"daestrom" wrote in message
...
So what you're saying is, *if* you know the carrier frequency and band-width
of the signal imposed on that carrier, you can design a system that will be
able to reproduce the imposed signal using a relatively low sample rate (low
when compared to the carrier frequency).

It's a litle more general than that -- you only need to know that your signal
lies inbetween some lower and upper frequencies and that bandwidth is
(generally) less than 1/2 of the sample rate of the ADC.
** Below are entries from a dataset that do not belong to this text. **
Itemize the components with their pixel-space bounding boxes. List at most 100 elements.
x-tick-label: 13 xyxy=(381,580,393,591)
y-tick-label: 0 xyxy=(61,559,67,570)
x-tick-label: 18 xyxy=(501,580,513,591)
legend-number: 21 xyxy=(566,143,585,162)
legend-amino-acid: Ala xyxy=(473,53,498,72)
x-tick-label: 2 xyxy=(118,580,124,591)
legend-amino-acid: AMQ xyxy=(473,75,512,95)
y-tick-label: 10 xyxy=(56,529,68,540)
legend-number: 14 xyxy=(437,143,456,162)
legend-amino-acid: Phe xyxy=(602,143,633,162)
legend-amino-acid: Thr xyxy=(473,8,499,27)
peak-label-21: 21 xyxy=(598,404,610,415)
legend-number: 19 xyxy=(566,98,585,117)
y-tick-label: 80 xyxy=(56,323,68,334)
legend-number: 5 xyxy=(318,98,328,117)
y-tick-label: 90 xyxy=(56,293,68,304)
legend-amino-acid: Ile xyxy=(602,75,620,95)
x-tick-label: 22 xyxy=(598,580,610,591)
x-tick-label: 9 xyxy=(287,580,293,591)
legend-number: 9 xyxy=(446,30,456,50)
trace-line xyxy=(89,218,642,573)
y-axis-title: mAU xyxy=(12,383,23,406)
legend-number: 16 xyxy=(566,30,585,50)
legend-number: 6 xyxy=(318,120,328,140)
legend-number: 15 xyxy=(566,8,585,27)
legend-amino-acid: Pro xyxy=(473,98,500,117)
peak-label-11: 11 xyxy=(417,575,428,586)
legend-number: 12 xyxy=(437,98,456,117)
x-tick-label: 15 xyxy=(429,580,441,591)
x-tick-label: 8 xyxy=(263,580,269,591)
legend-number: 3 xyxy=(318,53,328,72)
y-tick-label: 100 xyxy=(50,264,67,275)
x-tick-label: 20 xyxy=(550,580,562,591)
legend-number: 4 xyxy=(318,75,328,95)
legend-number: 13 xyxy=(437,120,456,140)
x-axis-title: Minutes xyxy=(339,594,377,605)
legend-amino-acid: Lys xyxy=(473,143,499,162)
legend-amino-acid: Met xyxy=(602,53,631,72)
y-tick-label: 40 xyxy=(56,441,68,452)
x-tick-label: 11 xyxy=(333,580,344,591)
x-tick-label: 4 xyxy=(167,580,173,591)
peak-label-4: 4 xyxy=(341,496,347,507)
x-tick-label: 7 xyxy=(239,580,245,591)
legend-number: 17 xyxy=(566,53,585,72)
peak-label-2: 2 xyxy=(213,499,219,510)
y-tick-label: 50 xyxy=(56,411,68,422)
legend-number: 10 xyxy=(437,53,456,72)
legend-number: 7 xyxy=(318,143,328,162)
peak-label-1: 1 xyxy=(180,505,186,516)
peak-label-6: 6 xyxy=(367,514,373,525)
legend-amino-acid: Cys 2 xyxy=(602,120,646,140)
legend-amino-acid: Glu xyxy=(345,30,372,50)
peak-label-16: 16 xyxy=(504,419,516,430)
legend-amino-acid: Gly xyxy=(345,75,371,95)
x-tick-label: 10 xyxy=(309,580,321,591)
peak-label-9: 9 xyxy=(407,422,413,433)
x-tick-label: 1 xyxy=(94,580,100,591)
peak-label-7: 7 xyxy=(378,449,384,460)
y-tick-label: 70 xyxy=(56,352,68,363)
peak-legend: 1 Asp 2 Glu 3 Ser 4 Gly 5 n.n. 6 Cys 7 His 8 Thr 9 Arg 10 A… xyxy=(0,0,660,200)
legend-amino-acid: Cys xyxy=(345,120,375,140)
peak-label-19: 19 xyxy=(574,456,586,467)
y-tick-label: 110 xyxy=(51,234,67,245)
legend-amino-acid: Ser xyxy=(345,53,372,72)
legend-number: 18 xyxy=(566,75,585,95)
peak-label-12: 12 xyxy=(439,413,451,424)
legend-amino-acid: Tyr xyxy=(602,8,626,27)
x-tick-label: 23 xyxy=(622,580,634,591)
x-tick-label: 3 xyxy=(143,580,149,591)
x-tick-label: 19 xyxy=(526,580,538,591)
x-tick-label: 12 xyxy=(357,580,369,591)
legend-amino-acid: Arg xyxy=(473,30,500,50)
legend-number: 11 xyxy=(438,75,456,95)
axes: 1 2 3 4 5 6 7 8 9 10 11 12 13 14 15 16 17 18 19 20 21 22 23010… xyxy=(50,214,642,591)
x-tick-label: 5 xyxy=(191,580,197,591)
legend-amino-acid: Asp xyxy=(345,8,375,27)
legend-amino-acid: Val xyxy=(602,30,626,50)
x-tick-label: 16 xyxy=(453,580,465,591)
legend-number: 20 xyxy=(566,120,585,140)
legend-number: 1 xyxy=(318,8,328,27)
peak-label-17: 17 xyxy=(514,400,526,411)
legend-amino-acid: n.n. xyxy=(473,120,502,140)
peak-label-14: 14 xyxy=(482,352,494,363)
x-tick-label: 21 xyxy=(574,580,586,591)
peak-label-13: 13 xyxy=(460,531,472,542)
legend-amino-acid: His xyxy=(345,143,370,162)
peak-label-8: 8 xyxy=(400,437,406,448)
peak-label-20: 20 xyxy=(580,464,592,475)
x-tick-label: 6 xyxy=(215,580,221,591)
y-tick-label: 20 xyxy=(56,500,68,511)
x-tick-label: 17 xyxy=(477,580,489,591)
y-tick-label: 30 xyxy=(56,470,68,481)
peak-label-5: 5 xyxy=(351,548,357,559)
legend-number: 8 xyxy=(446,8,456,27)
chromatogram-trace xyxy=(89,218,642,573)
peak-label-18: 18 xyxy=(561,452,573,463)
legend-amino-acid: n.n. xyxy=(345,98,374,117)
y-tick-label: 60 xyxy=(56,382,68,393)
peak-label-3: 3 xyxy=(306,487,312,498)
But if the carrier frequency changes, then you need to modify the sample
rate to avoid a lot of aliasing issues.

Assuming all the "information" (the carrier and whatever sideband(s) you care
about) is still within your bandpass frequencies, you've lost nothing and
there is no aliasing with any non-zero signals.

So in radio reception, the sample rate is adjusted along with tuning the
receiver?

Not usually, although there are so many ways to build 'a radio,' I'm sure this
approach has been implemented at some point in time.

It pretty common to digitize significantly more of a radio band than the
bandwidth of the signal you're interested in and then just digitally track &
demodulate the one signal you need from the many that are present. This is
popular because none of the 'fundamental' settings of the system (local
oscillator frequencies, IF frequencies, ADC sample rate, anti-alias filters,
etc.) change; this makes the architecture inexpensive and highly flexible.
The downside is that sensitivity can be poor if there are other, stronger
sides in the band that you've digitized but aren't really interested in... A
common fix for this problem is to stick an adjustable notch filter somewhere
in the analog path, but of course that adds cost again... etc, etc, etc... we
sit around all day making these tradeoffs. :-) Another common fix is to
switch to frequency hopping spread spectrum modulation like Bluetooth uses.
(From a certain point of view, people like the cell phone carriers have it
easy in that they _own_ the spectrum they're operating in and know _exactly_
what signals should be present, their power levels, etc. -- That makes their
radio designs noticeably simpler and cheaper than "general purpose" wideband
receivers that are used by, e.g., the military, hams, etc.)

Or is this done at the intermediate frequency which is fixed so that sample
rate adjustment is fixed with the intermediate frequency?

This is quite common.

(do they even still use superheterodyning in tuners?? ;-)

Superheterodyning is still common to get the RF down to an IF that can be
digitized directly. As Ray mentioned earlier, the problem with trying to
digitize, say, a narrowband 900MHz signal using a 5Msps ADC is that the effect
of any clock jitter going into the ADC gets multiplied by the 900/5, so at
some point obtaining a decent oscillator becomes impractically expensive.

---Joel